ノリ・グルーブを出すミックスに脱帽。特に、細かいサウンド選びが秀逸。Rez という音楽とシューティングが一体になった好きなゲームがあるんだけど、そういうシューティングをしながら聴くか、HOUSE のように長尺なライブトラックのワンシーンとして聴いてみたい。あ、リッジレーサー的でもあるね。エンディングの遊びもグレイトです。Gadget Sonic の楽曲をメドレーで繋げたいね。

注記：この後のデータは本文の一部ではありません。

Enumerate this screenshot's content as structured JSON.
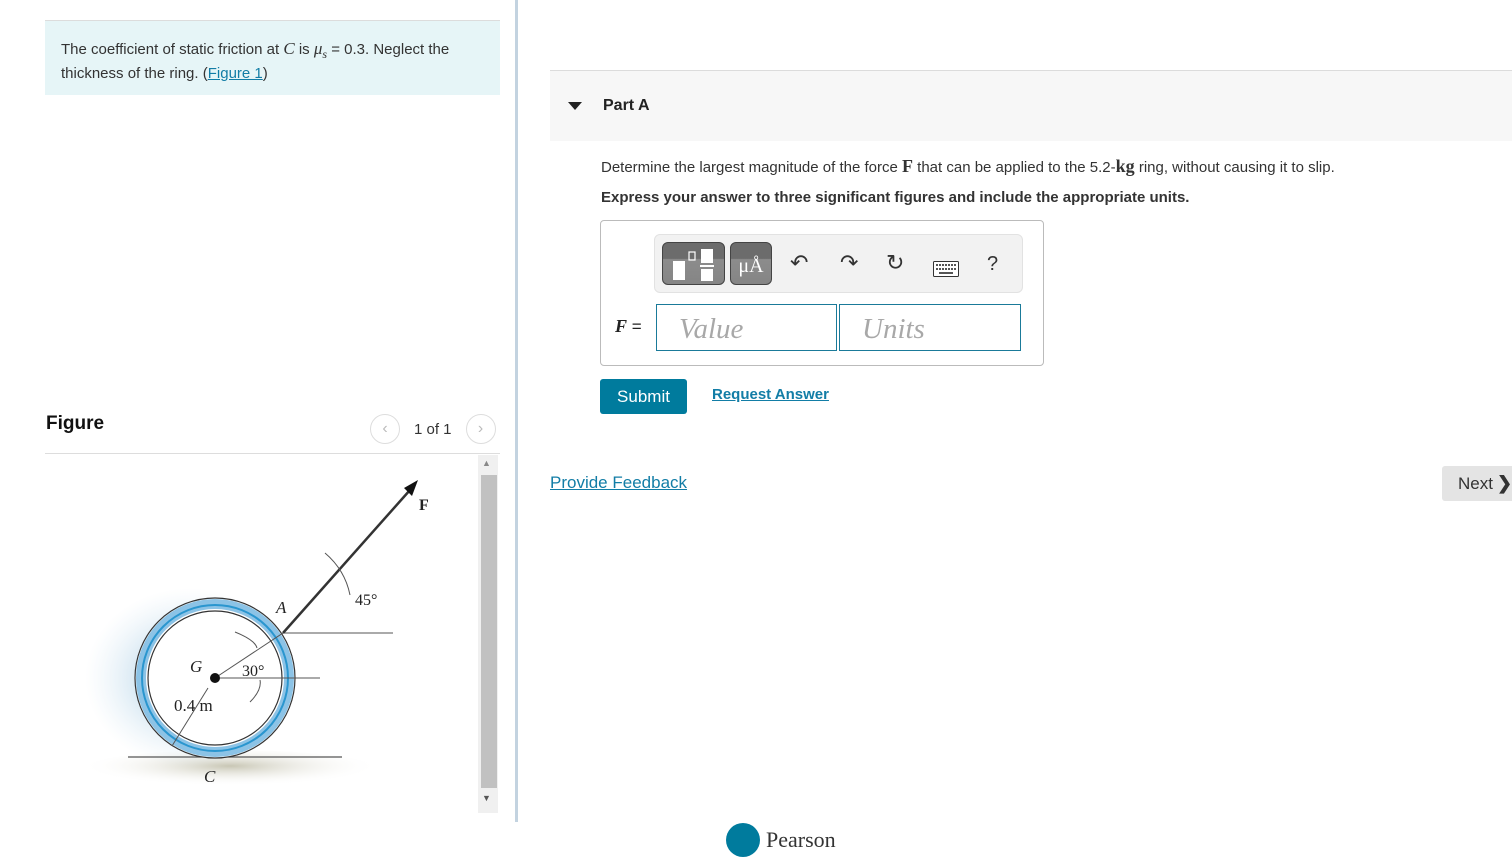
{
  "intro": {
    "text_before": "The coefficient of static friction at ",
    "point": "C",
    "text_is": " is ",
    "mu_symbol": "μ",
    "mu_sub": "s",
    "text_after": " = 0.3. Neglect the thickness of the ring. (",
    "figure_link": "Figure 1",
    "close_paren": ")"
  },
  "figure": {
    "title": "Figure",
    "pager": "1 of 1",
    "labels": {
      "force": "F",
      "point_a": "A",
      "center": "G",
      "contact": "C",
      "angle_force": "45°",
      "angle_a": "30°",
      "radius": "0.4 m"
    }
  },
  "part": {
    "label": "Part A",
    "question_before": "Determine the largest magnitude of the force ",
    "question_force": "F",
    "question_mid": " that can be applied to the 5.2-",
    "question_unit": "kg",
    "question_after": " ring, without causing it to slip.",
    "instruction": "Express your answer to three significant figures and include the appropriate units."
  },
  "answer": {
    "variable": "F",
    "equals": " =",
    "value_placeholder": "Value",
    "units_placeholder": "Units",
    "toolbar": {
      "templates_icon": "fraction-template-icon",
      "units_icon": "μÅ",
      "undo_icon": "↶",
      "redo_icon": "↷",
      "reset_icon": "↻",
      "keyboard_icon": "⌨",
      "help_icon": "?"
    }
  },
  "actions": {
    "submit": "Submit",
    "request_answer": "Request Answer",
    "provide_feedback": "Provide Feedback",
    "next": "Next",
    "next_chevron": "❯"
  },
  "footer": {
    "brand": "Pearson"
  },
  "colors": {
    "accent": "#007b9d",
    "link": "#127da6",
    "intro_bg": "#e6f5f7",
    "ring_blue": "#5aa9d6"
  }
}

potatomahawk(ぽてまほ)「Meteorshadow / 星影と 韴霊と 行き着くは」

はいはいはい、来ましたねー!今年の夏も聴けてよかった。potatomahawk さん独特の節まわし、懐かしいぜ。切ない感じだけどハイスピード。この2つの要素の組合せで楽曲は前向きなメッセージとして加速する。中間部からのダイナミック展開でエンディングにたたみかける。ピアノ、そしてメロディのシンセが全力でイイ。やりますね 😎

Taisuke Yasuda「summer dream」

キックがいいね。こういうの好きです。SH-101 みたいなシンセのパターンもいい。中間部から入る揺れるシンセもいい。後半はもっと盛り上げていきたいけど、これくらいに抑制的にすることでノレる感じになっているのかも。繰り返すパターンに中毒性がある。サンクラには 2トラックしか上がってないけど、今後の創作にも期待。

次回に続きます

GADGET SONIC 2023 WAVEFORM LAB PICKS はエントリー・シーズンに合わせて 4回構成を予定しています。サンクラや YouTube など、Like を付けていっています。今後ともよろしく。

あと、今年は少し音が割れ気味な作品が多いね。たぶん、サンクラの圧縮が原因と思うけど。自分も昔は「音が悪いよ」と外人に指摘されたことがあります(笑)。制作に使っているヘッドフォンやではなく、アップロードしたものをイヤフォンで聴くといいかも、です。

では、次回をお楽しみにー。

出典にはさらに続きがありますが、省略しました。